Je me laissai tomber sur un siège. J’étais abasourdi, dévasté, proche du K-O. Je repensais à tout ce que j’avais découvert en quelques heures : la photo des trois cadavres, le demi-million d’euros planqué dans la cloison, les faux papiers. Tout cela était si loin de l’image de la jeune femme que je connaissais : l’étudiante en médecine bûcheuse, la pédiatre modèle, attentive et douce avec les enfants, la compagne joyeuse et sereine. Je me demandais quel événement avait pu faire à ce point dérailler la vie d’Anna.

Je m’efforçai de me ressaisir et profitai du trajet pour potasser le site Internet de ma prochaine destination : le lycée Sainte-Cécile.

Réservée aux filles, l’institution était une structure catholique un peu particulière. Un petit établissement hors contrat ne dépendant pas de l’Éducation nationale, mais qui, à l’inverse de nombreuses « boîtes à bac », obtenait des résultats à l’examen très flatteurs, en particulier dans la section scientifique.

Le côté religieux de l’école n’était pas une posture : en plus de la messe bihebdomadaire et des groupes de prière, les lycéennes devaient participer à une catéchèse tous les mercredis après-midi et prendre part à plusieurs actions caritatives.

Le chauffeur ne m’avait pas menti. Il n’était pas encore 11 heures lorsque j’arrivai rue du Bac.

Saint-Thomas-d’Aquin. Le cœur du Paris chic. Celui de l’aristocratie et de ses hôtels particuliers. Celui des ministères et des immeubles bourgeois en pierre de taille aux toits d’ardoises et aux façades immaculées.

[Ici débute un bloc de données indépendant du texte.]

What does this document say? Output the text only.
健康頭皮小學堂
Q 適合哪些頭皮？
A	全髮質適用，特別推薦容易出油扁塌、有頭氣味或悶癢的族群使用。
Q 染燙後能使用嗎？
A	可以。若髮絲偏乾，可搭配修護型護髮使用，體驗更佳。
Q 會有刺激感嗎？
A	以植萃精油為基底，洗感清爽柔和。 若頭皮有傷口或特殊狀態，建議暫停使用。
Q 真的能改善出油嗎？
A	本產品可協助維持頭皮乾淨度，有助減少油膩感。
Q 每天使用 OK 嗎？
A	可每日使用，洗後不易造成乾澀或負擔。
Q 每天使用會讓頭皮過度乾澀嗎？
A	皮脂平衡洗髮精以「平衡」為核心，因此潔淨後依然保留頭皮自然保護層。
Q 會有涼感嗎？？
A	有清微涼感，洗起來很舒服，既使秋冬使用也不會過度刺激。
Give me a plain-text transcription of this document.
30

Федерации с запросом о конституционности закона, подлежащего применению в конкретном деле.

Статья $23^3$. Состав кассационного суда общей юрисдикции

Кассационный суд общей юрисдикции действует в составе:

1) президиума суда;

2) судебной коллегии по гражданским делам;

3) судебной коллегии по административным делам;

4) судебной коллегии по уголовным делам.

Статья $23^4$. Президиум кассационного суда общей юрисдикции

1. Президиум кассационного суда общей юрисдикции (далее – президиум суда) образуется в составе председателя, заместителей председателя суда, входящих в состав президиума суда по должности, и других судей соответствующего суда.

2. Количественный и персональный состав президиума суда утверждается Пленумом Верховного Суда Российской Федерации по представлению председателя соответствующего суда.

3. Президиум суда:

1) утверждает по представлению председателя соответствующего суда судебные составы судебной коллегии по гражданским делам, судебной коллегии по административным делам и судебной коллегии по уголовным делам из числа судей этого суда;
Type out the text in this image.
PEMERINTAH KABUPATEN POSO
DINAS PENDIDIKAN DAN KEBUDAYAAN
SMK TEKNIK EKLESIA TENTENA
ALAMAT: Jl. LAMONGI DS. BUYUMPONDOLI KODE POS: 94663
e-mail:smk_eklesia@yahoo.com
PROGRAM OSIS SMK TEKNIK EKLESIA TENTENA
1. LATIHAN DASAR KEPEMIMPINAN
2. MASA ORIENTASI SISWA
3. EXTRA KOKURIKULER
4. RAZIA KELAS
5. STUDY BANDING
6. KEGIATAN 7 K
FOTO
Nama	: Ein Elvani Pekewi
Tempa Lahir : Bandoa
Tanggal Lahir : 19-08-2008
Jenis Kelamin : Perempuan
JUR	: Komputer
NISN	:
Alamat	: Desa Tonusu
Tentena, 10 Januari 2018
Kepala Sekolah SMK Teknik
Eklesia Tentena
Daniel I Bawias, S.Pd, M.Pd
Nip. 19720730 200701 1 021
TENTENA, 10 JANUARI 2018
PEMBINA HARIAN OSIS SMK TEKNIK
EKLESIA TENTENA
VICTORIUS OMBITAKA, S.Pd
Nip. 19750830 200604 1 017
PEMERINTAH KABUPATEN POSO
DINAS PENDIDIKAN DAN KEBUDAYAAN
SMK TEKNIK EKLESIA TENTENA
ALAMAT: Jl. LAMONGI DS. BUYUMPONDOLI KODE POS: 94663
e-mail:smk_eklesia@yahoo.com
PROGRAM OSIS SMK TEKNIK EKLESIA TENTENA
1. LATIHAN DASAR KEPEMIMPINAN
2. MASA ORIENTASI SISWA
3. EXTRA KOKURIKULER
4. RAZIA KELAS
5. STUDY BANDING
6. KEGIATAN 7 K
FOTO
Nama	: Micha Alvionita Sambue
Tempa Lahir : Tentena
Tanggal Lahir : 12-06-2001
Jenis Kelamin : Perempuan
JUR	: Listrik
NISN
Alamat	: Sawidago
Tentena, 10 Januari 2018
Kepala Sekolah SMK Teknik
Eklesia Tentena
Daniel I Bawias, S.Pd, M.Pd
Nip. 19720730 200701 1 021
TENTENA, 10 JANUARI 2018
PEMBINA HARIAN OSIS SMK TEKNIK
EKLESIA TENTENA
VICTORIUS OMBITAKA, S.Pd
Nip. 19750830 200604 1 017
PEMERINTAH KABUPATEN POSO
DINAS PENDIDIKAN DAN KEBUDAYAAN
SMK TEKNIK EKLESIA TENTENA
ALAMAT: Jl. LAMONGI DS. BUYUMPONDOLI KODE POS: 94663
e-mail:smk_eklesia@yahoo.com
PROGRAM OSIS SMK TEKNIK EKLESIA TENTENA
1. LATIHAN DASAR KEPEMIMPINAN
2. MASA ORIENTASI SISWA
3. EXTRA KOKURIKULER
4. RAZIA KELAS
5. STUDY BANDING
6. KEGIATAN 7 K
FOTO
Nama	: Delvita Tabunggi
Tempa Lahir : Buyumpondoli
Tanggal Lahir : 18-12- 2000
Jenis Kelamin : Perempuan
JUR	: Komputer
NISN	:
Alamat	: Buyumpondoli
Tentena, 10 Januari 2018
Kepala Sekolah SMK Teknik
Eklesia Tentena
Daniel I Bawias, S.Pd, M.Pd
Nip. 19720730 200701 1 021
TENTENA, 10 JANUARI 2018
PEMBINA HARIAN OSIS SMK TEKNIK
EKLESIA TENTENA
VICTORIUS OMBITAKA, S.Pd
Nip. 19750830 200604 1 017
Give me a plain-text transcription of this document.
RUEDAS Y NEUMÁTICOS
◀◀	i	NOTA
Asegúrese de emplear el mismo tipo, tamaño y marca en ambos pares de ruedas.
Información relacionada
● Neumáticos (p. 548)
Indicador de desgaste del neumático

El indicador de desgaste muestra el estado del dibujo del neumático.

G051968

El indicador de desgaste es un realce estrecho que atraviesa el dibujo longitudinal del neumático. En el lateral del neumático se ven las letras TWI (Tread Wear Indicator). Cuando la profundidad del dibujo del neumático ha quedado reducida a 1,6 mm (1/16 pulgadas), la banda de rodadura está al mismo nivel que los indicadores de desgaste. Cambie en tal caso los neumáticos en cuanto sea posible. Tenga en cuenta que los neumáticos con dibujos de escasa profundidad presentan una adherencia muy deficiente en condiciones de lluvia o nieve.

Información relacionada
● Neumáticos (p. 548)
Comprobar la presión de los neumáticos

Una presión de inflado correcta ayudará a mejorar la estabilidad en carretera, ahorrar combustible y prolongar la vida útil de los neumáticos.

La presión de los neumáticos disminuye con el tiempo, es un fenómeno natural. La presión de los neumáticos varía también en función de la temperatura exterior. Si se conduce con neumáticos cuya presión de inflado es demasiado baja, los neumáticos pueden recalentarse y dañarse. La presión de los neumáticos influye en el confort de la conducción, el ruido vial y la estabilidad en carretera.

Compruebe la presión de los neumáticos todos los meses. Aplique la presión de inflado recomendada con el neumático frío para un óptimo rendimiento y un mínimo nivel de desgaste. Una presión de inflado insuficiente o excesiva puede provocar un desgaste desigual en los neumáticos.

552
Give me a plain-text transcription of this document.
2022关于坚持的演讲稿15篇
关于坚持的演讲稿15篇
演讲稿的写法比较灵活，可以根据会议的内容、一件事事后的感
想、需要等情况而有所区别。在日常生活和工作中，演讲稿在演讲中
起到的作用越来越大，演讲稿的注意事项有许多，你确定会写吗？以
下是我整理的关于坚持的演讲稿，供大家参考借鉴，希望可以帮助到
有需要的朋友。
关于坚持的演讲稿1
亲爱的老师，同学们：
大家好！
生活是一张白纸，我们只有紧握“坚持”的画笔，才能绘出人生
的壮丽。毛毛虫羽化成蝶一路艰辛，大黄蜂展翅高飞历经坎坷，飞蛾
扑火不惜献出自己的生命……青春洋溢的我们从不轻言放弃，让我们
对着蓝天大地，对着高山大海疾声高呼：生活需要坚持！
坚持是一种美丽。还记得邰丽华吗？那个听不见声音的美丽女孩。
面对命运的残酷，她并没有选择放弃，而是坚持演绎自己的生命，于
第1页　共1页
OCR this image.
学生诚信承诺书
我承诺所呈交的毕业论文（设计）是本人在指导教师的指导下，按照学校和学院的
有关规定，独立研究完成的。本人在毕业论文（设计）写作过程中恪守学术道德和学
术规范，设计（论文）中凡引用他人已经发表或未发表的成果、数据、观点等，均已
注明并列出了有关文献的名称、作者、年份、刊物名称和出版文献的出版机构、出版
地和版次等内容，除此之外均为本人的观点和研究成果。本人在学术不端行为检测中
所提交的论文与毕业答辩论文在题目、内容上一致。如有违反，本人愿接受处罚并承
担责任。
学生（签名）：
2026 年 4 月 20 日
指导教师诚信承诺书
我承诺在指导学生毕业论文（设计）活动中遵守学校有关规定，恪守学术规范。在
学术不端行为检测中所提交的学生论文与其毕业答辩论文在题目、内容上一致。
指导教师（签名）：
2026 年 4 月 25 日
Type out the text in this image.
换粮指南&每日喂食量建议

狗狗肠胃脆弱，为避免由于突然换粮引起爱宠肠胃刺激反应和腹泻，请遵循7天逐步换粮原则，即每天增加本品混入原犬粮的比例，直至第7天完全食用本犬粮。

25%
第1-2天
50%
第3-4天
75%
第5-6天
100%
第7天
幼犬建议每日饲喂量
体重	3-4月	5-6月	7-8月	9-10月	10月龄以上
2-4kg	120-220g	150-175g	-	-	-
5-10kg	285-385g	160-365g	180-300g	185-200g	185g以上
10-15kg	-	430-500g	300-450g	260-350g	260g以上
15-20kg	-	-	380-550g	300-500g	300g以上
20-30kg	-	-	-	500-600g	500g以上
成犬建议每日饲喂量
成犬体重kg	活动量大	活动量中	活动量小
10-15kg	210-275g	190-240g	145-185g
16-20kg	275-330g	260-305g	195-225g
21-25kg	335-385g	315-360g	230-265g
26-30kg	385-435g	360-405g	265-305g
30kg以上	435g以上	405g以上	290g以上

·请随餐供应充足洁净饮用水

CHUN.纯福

En quelques pas, j’avais rejoint la rue de Grenelle. Je sonnai et montrai mes papiers au concierge. Derrière la lourde porte en arc de cercle se cachait une cour pavée, verte et fleurie, plantée de prunus et de lauriers. Organisée en carré, comme un cloître, elle abritait une fontaine en pierre qui donnait à l’endroit des airs de jardin toscan. Une cloche discrète sonna l’heure du changement de salle. Dans le calme, la cour fut alors traversée par de petits groupes de lycéennes portant des jupes plissées bleu marine et des vestes brodées d’un écusson. La verdure, le murmure du point d’eau et les uniformes catapultaient le visiteur loin de Paris. On était dans les années 1950, tour à tour en Italie, à Aix-en-Provence ou dans un collège anglais.